5. En premier lieu, il ressort des termes mêmes de la décision en litige qui refuse à Mme C... la délivrance des titres de séjour prévus par les dispositions des articles L. 435-1 et L. 423-23 du code de l'entrée et du séjour des étrangers et du droit d'asile comporte les considérations de droit et de fait qui en constituent le fondement. Par suite, le moyen tiré d'une insuffisance de motivation ne peut qu'être écarté.

6. En deuxième lieu, aux termes de l'article L. 423-23 du code de l'entrée et du séjour des étrangers et du droit d'asile, qui se sont substituées aux dispositions du 7° de l'article L. 313-11 du même code invoquées par la requérante et étaient applicables à la date de la décision en litige : " L'étranger qui n'entre pas dans les catégories prévues aux articles L. 423-1, L. 423-7, L. 423-14, L. 423-15, L. 423-21 et L. 423-22 ou dans celles qui ouvrent droit au regroupement familial, et qui dispose de liens personnels et familiaux en France tels que le refus d'autoriser son séjour porterait à son droit au respect de sa vie privée et familiale une atteinte disproportionnée au regard des motifs du refus, se voit délivrer une carte de séjour temporaire portant la mention " vie privée et familiale " d'une durée d'un an, sans que soit opposable la condition prévue à l'article L. 412-1. / Les liens mentionnés au premier alinéa sont appréciés notamment au regard de leur intensité, de leur ancienneté et de leur stabilité, des conditions d'existence de l'étranger, de son insertion dans la société française ainsi que de la nature de ses liens avec sa famille restée dans son pays d'origine. / L'insertion de l'étranger dans la société française est évaluée en tenant compte notamment de sa connaissance des valeurs de la République ".

7. Si Mme C... résidait sur le territoire français depuis cinq ans à la date de la décision en litige, elle ne justifie pas y avoir d'attaches familiales, en dehors de son fils mineur dont la seule présence à ses côtés ne suffit pas à lui ouvrir un droit au séjour, ni y avoir noué des liens personnels. La circonstance qu'elle ferait des efforts d'intégration, par sa participation à une collecte de la Banque alimentaire, n'est pas de nature à établir que la décision en litige porterait une atteinte disproportionnée à son droit au respect de sa vie privée et familiale. Par suite, le moyen tiré de la méconnaissance des dispositions de l'article L. 423-23 du code de l'entrée et du séjour des étrangers et du droit d'asile doit être écarté.

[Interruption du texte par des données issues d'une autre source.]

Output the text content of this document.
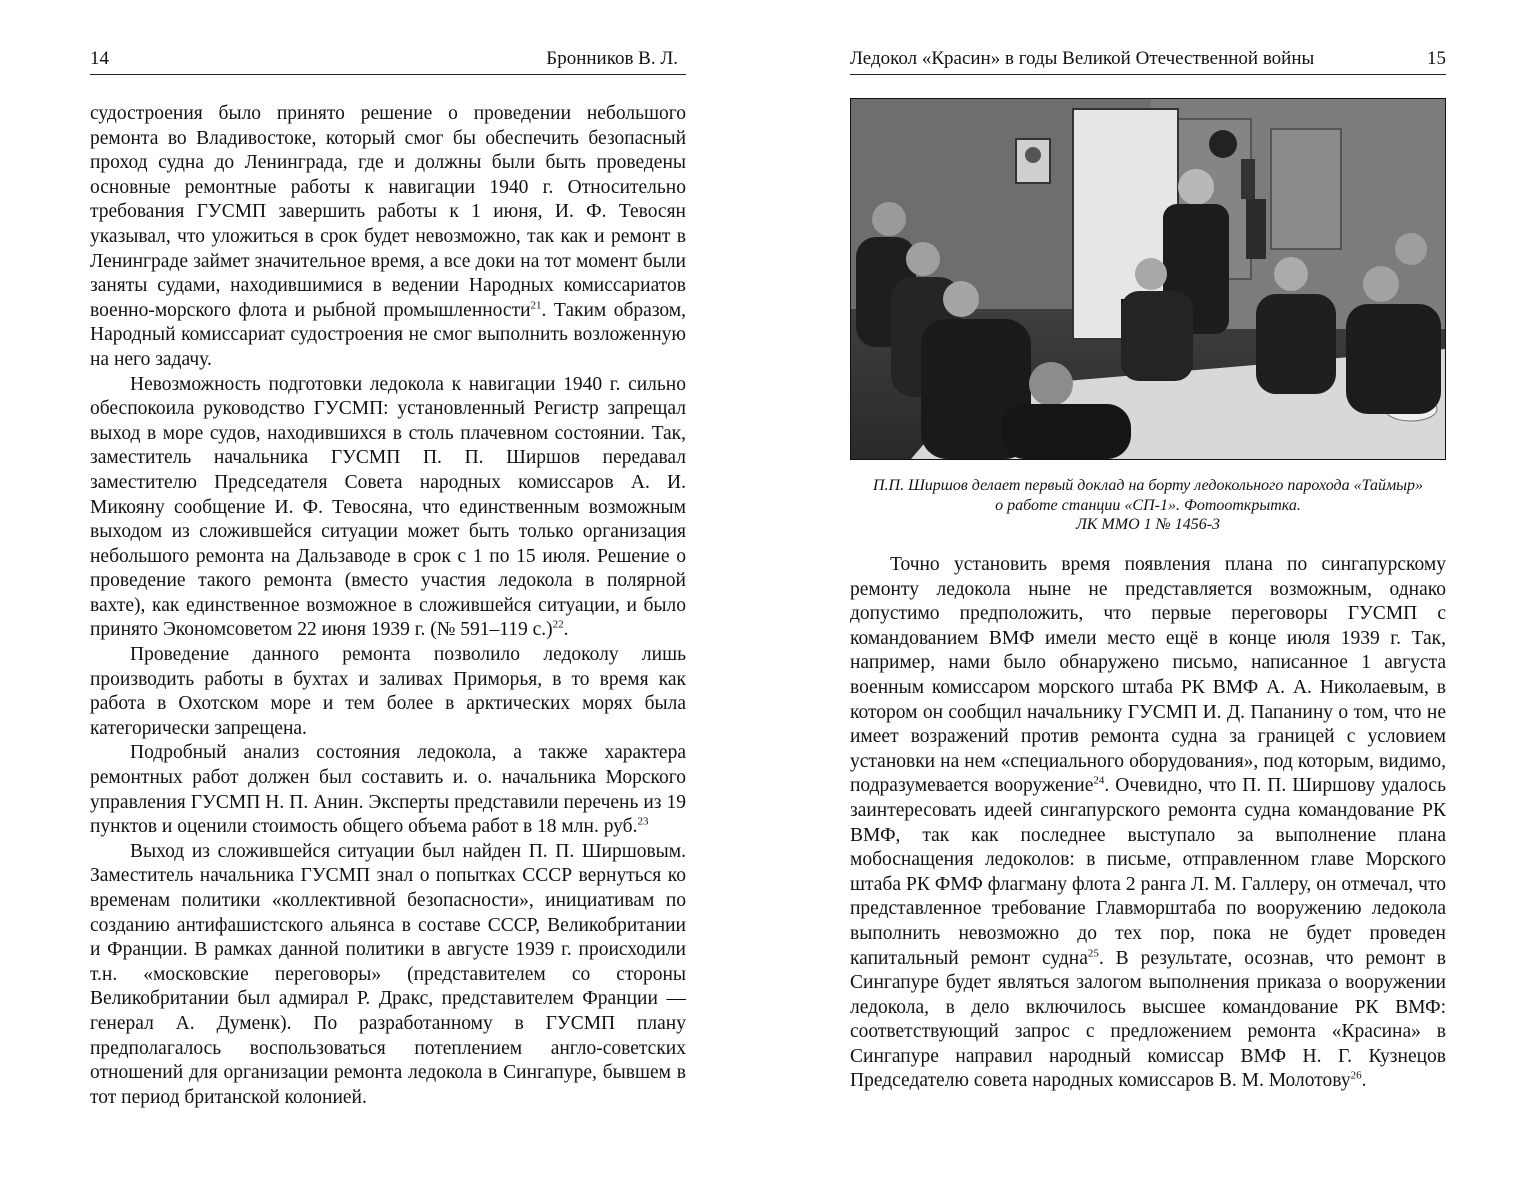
14	Бронников В. Л.

судостроения было принято решение о проведении небольшого ремонта во Владивостоке, который смог бы обеспечить безопасный проход судна до Ленинграда, где и должны были быть проведены основные ремонтные работы к навигации 1940 г. Относительно требования ГУСМП завершить работы к 1 июня, И. Ф. Тевосян указывал, что уложиться в срок будет невозможно, так как и ремонт в Ленинграде займет значительное время, а все доки на тот момент были заняты судами, находившимися в ведении Народных комиссариатов военно-морского флота и рыбной промышленности$^{21}$. Таким образом, Народный комиссариат судостроения не смог выполнить возложенную на него задачу.

Невозможность подготовки ледокола к навигации 1940 г. сильно обеспокоила руководство ГУСМП: установленный Регистр запрещал выход в море судов, находившихся в столь плачевном состоянии. Так, заместитель начальника ГУСМП П. П. Ширшов передавал заместителю Председателя Совета народных комиссаров А. И. Микояну сообщение И. Ф. Тевосяна, что единственным возможным выходом из сложившейся ситуации может быть только организация небольшого ремонта на Дальзаводе в срок с 1 по 15 июля. Решение о проведение такого ремонта (вместо участия ледокола в полярной вахте), как единственное возможное в сложившейся ситуации, и было принято Экономсоветом 22 июня 1939 г. (№ 591–119 с.)$^{22}$.

Проведение данного ремонта позволило ледоколу лишь производить работы в бухтах и заливах Приморья, в то время как работа в Охотском море и тем более в арктических морях была категорически запрещена.

Подробный анализ состояния ледокола, а также характера ремонтных работ должен был составить и. о. начальника Морского управления ГУСМП Н. П. Анин. Эксперты представили перечень из 19 пунктов и оценили стоимость общего объема работ в 18 млн. руб.$^{23}$

Выход из сложившейся ситуации был найден П. П. Ширшовым. Заместитель начальника ГУСМП знал о попытках СССР вернуться ко временам политики «коллективной безопасности», инициативам по созданию антифашистского альянса в составе СССР, Великобритании и Франции. В рамках данной политики в августе 1939 г. происходили т.н. «московские переговоры» (представителем со стороны Великобритании был адмирал Р. Дракс, представителем Франции — генерал А. Думенк). По разработанному в ГУСМП плану предполагалось воспользоваться потеплением англо-советских отношений для организации ремонта ледокола в Сингапуре, бывшем в тот период британской колонией.

Ледокол «Красин» в годы Великой Отечественной войны	15
П.П. Ширшов делает первый доклад на борту ледокольного парохода «Таймыр»
о работе станции «СП-1». Фотооткрытка.
ЛК ММО 1 № 1456-3

Точно установить время появления плана по сингапурскому ремонту ледокола ныне не представляется возможным, однако допустимо предположить, что первые переговоры ГУСМП с командованием ВМФ имели место ещё в конце июля 1939 г. Так, например, нами было обнаружено письмо, написанное 1 августа военным комиссаром морского штаба РК ВМФ А. А. Николаевым, в котором он сообщил начальнику ГУСМП И. Д. Папанину о том, что не имеет возражений против ремонта судна за границей с условием установки на нем «специального оборудования», под которым, видимо, подразумевается вооружение$^{24}$. Очевидно, что П. П. Ширшову удалось заинтересовать идеей сингапурского ремонта судна командование РК ВМФ, так как последнее выступало за выполнение плана мобоснащения ледоколов: в письме, отправленном главе Морского штаба РК ФМФ флагману флота 2 ранга Л. М. Галлеру, он отмечал, что представленное требование Главморштаба по вооружению ледокола выполнить невозможно до тех пор, пока не будет проведен капитальный ремонт судна$^{25}$. В результате, осознав, что ремонт в Сингапуре будет являться залогом выполнения приказа о вооружении ледокола, в дело включилось высшее командование РК ВМФ: соответствующий запрос с предложением ремонта «Красина» в Сингапуре направил народный комиссар ВМФ Н. Г. Кузнецов Председателю совета народных комиссаров В. М. Молотову$^{26}$.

8. En troisième lieu, il ne ressort pas de la décision en litige qu'elle porterait refus de délivrance d'un titre de séjour sur le fondement de l'article L. 423-7 du code de l'entrée et du séjour des étrangers et du droit d'asile, qui se sont substituées aux dispositions du 6° de l'article L. 313-11 du même code. Par suite, Mme C... ne saurait utilement soutenir que la décision en litige méconnaît ces dispositions.

9. En quatrième lieu, le moyen tiré de la méconnaissance des dispositions de la loi du 29 juillet 2015 portant réforme du droit d'asile n'est pas plus assorti, en appel que devant les premiers juges, des précisions permettant d'en apprécier le bien-fondé.

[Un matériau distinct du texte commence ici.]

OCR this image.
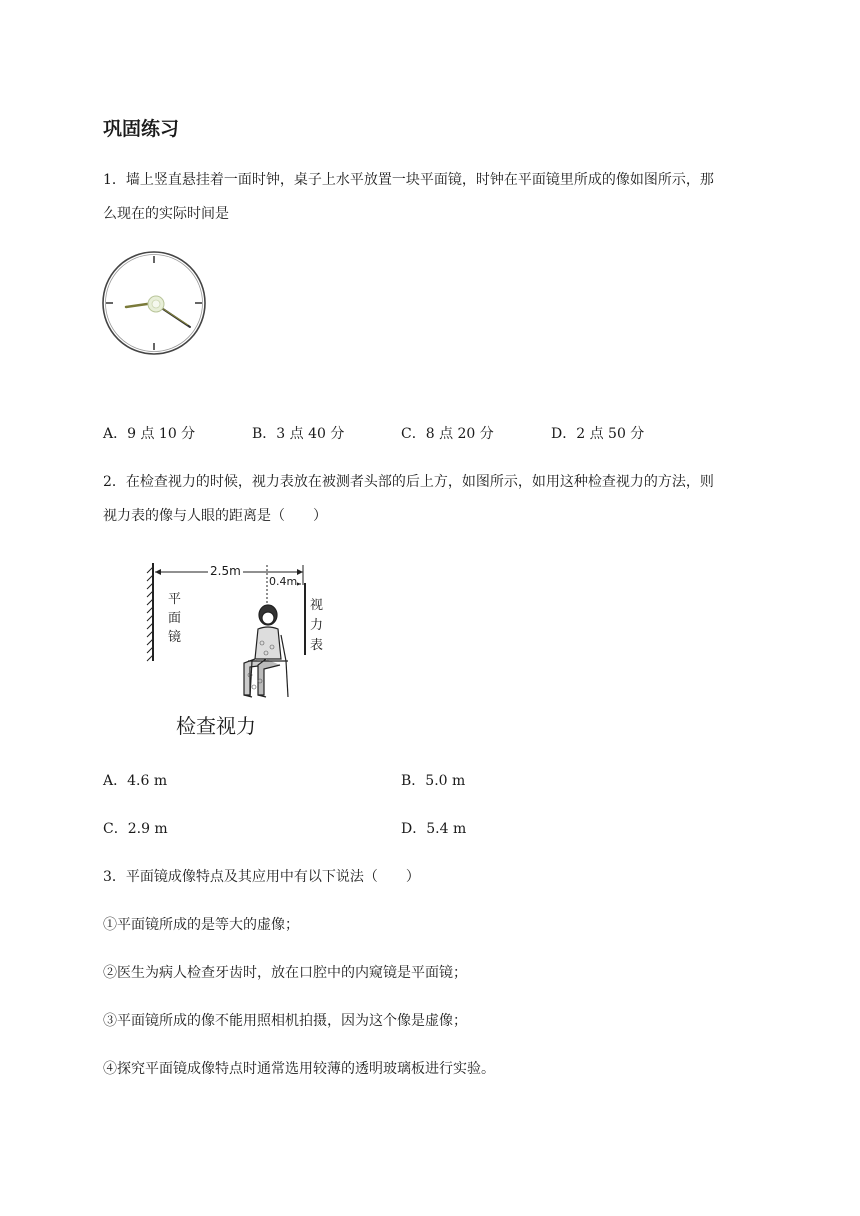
巩固练习
1．墙上竖直悬挂着一面时钟，桌子上水平放置一块平面镜，时钟在平面镜里所成的像如图所示，那
么现在的实际时间是
A．9 点 10 分	B．3 点 40 分	C．8 点 20 分	D．2 点 50 分
2．在检查视力的时候，视力表放在被测者头部的后上方，如图所示，如用这种检查视力的方法，则
视力表的像与人眼的距离是（　　）
2.5m
0.4m
平
面
镜
视
力
表
检查视力
A．4.6 m	B．5.0 m
C．2.9 m	D．5.4 m
3．平面镜成像特点及其应用中有以下说法（　　）
①平面镜所成的是等大的虚像；
②医生为病人检查牙齿时，放在口腔中的内窥镜是平面镜；
③平面镜所成的像不能用照相机拍摄，因为这个像是虚像；
④探究平面镜成像特点时通常选用较薄的透明玻璃板进行实验。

10. En cinquième lieu, aux termes de l'article 3-1 de la convention internationale relative aux droits de l'enfant : " Dans toutes les décisions qui concernent les enfants, qu'elles soient le fait d'institutions publiques ou privées de protection sociale, des tribunaux, des autorités administratives ou des organes législatifs, l'intérêt supérieur de l'enfant doit être une considération primordiale ".

11. Contrairement à ce qu'elle soutient, le refus de séjour qui lui a été opposé n'entraîne aucune séparation entre Mme C... et son fils mineur. Par suite, la requérante n'est pas fondée à soutenir que la décision en litige méconnaît l'intérêt supérieur de son enfant.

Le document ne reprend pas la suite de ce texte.